Desse lado do Atlântico, o Laramg depende de doações de outros laboratórios e de vaquinhas de pesquisadores. Lá, a bióloga Patricia Piacsek, de 32 anos, auxilia Nogueira na pesquisa. E também no amor.
— Demorou para sair o resultado do edital e não consegui bolsa. Como me comprometi, estou auxiliando a pesquisa. Mas estou desempregada e tentando outras agências de fomento, sendo duas estrangeiras. Se conseguir, também vou sair do país — diz.
Já o carioca Cássio Pires, de 31 anos, precisou desistir do doutorado na Universidade Federal do Paraná (UFPR) em setembro do ano passado. Sem bolsa, ele não conseguiu manter a pesquisa.
— Só conseguia pensar na questão financeira e produzi nada em sete meses. Então, larguei — afirma o geólogo que saiu da academia para o mercado de trabalho, mas mantém a esperança de se estabilizar financeiramente para poder voltar à pesquisa.
Coordenador do Colégio de Pró-reitores de Pesquisa, Pós-graduação e Inovação (Copropi) das universidades federais, Charles Morphy explica que este é o pior ano de liberação de verba para projetos.
— Criou-se uma ideia de que o sistema é inchado e improdutivo. Mas a produção científica brasileira aumentou muito nos últimos cinco anos, e é de excelência a despeito do pouco dinheiro. Dependemos de parcerias estrangeiras e do esforço homérico dos nossos estudantes — explica.
O coordenador do Copropi aponta que, mesmo com verba reduzida, há uma distribuição desigual dos aportes entre as regiões. Segundo ele, algumas localidades do Norte e Nordeste, que conseguiram iniciar uma expansão, correm risco de não dar continuidade:
— Com o pouco recurso, a chance deles morrerem na praia, antes mesmo de se consolidarem, é muito grande, e correm o risco de desaparecerem em pouco tempo. Para a ciência brasileira, com grande potencial mas sem recursos, vai ser uma tragédia —diz.
Defasagem
Além da falta de bolsas, a carreira de pesquisador acadêmico também atrai cada vez menos pela falta de reajuste de bolsas desde 2013. Hoje, elas pagam R$ 1.500 para mestrado e R$ 2.200 para doutorado.

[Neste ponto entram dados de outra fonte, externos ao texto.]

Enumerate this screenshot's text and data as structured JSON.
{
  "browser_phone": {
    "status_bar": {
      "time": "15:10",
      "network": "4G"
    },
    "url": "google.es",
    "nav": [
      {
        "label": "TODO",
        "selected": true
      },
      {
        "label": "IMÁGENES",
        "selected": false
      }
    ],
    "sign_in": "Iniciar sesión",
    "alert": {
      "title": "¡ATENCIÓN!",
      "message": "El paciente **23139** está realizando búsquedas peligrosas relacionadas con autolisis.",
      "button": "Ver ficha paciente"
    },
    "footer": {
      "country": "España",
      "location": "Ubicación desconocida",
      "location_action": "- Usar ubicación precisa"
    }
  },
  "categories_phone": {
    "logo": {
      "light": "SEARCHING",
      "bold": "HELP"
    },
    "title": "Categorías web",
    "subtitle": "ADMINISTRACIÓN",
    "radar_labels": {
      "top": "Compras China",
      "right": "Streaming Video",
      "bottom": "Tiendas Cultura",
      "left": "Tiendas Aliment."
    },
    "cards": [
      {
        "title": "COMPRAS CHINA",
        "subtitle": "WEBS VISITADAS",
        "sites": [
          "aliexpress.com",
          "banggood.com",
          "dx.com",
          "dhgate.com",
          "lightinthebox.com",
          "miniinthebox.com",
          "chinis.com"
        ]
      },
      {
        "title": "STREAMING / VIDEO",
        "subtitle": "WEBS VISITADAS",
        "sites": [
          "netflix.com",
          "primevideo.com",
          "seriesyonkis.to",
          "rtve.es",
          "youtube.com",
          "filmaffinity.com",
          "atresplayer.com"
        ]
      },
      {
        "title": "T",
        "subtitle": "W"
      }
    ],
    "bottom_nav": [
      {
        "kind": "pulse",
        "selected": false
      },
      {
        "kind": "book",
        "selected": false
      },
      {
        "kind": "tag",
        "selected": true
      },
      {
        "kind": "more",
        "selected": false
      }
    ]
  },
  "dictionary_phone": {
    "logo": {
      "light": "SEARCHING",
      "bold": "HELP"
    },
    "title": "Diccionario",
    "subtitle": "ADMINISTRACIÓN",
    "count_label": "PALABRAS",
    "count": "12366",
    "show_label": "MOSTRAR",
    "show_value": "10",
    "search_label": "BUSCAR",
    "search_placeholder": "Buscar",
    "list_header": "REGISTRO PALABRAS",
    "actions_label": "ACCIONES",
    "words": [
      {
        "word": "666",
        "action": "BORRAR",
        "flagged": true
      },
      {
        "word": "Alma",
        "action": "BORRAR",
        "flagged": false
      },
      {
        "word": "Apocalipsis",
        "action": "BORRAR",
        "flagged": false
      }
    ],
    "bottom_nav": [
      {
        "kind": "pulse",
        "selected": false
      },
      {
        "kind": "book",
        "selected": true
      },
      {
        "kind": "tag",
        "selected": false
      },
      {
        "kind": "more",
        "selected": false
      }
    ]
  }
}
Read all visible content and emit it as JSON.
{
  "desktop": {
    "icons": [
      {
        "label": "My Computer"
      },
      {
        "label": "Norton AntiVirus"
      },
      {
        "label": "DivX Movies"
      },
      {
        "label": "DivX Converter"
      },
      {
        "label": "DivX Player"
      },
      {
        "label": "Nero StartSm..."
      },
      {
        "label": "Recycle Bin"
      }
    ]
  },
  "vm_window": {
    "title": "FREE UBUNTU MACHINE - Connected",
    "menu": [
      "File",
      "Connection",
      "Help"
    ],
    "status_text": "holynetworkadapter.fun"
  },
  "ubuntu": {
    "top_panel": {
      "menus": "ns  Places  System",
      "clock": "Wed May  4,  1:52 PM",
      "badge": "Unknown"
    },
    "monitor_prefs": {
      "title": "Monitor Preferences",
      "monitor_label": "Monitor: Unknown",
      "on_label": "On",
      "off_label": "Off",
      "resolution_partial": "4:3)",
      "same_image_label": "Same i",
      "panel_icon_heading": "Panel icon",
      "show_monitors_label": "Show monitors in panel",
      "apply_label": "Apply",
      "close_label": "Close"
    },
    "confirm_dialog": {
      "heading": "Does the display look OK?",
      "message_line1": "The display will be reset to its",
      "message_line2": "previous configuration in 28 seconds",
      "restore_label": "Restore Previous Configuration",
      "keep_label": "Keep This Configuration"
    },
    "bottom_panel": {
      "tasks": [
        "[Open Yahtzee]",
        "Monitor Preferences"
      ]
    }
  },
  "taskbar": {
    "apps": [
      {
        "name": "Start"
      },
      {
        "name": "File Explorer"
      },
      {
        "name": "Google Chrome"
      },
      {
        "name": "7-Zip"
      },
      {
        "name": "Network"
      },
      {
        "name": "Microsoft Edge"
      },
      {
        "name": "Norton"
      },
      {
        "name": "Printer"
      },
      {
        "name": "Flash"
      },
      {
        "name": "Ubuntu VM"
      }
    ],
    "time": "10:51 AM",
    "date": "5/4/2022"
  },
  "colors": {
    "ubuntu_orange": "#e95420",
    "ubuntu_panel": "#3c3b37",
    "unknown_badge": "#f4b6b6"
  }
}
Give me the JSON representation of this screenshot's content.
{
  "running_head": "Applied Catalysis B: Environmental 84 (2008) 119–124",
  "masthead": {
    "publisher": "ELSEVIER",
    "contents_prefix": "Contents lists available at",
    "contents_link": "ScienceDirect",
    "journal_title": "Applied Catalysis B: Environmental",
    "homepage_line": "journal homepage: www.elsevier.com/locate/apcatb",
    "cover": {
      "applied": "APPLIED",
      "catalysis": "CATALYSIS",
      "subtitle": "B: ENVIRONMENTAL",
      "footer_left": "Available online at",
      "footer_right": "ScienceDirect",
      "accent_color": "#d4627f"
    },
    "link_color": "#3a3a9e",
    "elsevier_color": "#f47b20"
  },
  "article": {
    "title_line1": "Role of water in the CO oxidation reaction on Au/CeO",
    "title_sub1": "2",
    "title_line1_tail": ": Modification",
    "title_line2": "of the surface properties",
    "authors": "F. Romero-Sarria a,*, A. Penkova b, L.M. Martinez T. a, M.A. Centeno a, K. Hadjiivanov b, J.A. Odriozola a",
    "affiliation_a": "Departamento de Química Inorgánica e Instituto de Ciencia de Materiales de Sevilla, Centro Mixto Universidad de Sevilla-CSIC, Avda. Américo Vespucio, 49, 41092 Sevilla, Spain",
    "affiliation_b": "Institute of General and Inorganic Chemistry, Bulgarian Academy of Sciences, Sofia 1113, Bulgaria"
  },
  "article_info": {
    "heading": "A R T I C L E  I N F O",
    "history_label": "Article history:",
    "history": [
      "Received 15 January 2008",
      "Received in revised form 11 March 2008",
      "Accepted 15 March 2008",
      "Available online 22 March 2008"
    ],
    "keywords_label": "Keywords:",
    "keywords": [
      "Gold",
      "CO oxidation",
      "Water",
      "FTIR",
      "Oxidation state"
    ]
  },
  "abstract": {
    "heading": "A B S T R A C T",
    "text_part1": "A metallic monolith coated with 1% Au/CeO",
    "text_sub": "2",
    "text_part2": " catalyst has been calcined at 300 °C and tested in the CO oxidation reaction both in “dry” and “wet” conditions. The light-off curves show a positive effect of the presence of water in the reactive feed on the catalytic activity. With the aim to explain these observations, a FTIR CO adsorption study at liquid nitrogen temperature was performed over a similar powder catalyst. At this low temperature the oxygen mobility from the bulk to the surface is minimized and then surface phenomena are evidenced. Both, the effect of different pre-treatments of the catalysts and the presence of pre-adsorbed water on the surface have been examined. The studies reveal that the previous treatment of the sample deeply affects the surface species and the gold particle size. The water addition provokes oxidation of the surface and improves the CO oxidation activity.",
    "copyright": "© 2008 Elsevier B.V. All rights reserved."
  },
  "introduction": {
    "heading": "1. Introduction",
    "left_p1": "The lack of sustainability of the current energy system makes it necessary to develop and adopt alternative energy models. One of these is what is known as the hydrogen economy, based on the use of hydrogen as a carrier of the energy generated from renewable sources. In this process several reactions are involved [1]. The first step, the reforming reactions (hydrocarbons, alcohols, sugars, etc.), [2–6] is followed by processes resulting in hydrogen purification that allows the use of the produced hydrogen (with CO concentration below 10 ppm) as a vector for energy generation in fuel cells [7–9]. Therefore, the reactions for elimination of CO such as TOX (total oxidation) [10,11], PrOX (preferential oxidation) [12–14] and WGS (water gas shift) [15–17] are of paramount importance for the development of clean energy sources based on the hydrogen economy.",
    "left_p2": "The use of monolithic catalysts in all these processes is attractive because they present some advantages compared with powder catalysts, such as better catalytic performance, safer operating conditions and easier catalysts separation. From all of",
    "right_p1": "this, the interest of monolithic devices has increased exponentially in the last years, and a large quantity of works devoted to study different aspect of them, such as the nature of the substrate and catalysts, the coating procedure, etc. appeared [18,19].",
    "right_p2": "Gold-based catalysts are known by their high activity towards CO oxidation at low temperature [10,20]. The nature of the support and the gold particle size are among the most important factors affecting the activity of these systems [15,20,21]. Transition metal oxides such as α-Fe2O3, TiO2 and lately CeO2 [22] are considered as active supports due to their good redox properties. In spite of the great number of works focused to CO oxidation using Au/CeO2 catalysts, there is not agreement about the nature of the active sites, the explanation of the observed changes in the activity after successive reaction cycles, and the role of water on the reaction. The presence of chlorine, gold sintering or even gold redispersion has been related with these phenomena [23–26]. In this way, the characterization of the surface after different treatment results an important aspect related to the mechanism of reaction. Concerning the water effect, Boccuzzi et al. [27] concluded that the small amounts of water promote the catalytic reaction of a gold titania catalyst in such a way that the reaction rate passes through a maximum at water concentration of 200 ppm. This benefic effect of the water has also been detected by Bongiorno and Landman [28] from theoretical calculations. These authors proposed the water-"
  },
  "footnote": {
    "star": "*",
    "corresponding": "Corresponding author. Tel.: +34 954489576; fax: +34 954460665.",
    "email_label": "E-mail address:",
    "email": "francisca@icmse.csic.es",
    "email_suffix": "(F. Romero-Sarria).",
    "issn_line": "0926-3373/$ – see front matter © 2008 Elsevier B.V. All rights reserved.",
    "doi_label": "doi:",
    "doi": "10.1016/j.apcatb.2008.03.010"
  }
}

Entretanto, o valor está bem aquém do que deveria ser pago, segundo levantamento da ANPG de 2020. A associação aponta que há desvalorização das bolsas de mestrado em 170% e de doutorado em 306%. Com as correções monetárias e inflacionárias, elas deveriam ser de R$ 3.555,35 e R$ 5.437,61, respectivamente.
Segundo Gontijo, o corte e o congelamento das bolsas afasta alunos de camadas populares das pós-graduações que, em geral, não possuem redes de proteção para que eles se mantenham nas pesquisas sem que recebam por isso.
— Vemos uma pós-graduação voltando a ser cada vez mais elitista e majoritariamente branca — diz.
O GLOBO procurou o Ministério da Ciência, Tecnologia e Inovação e o CNPq, mas não recebeu posicionamento.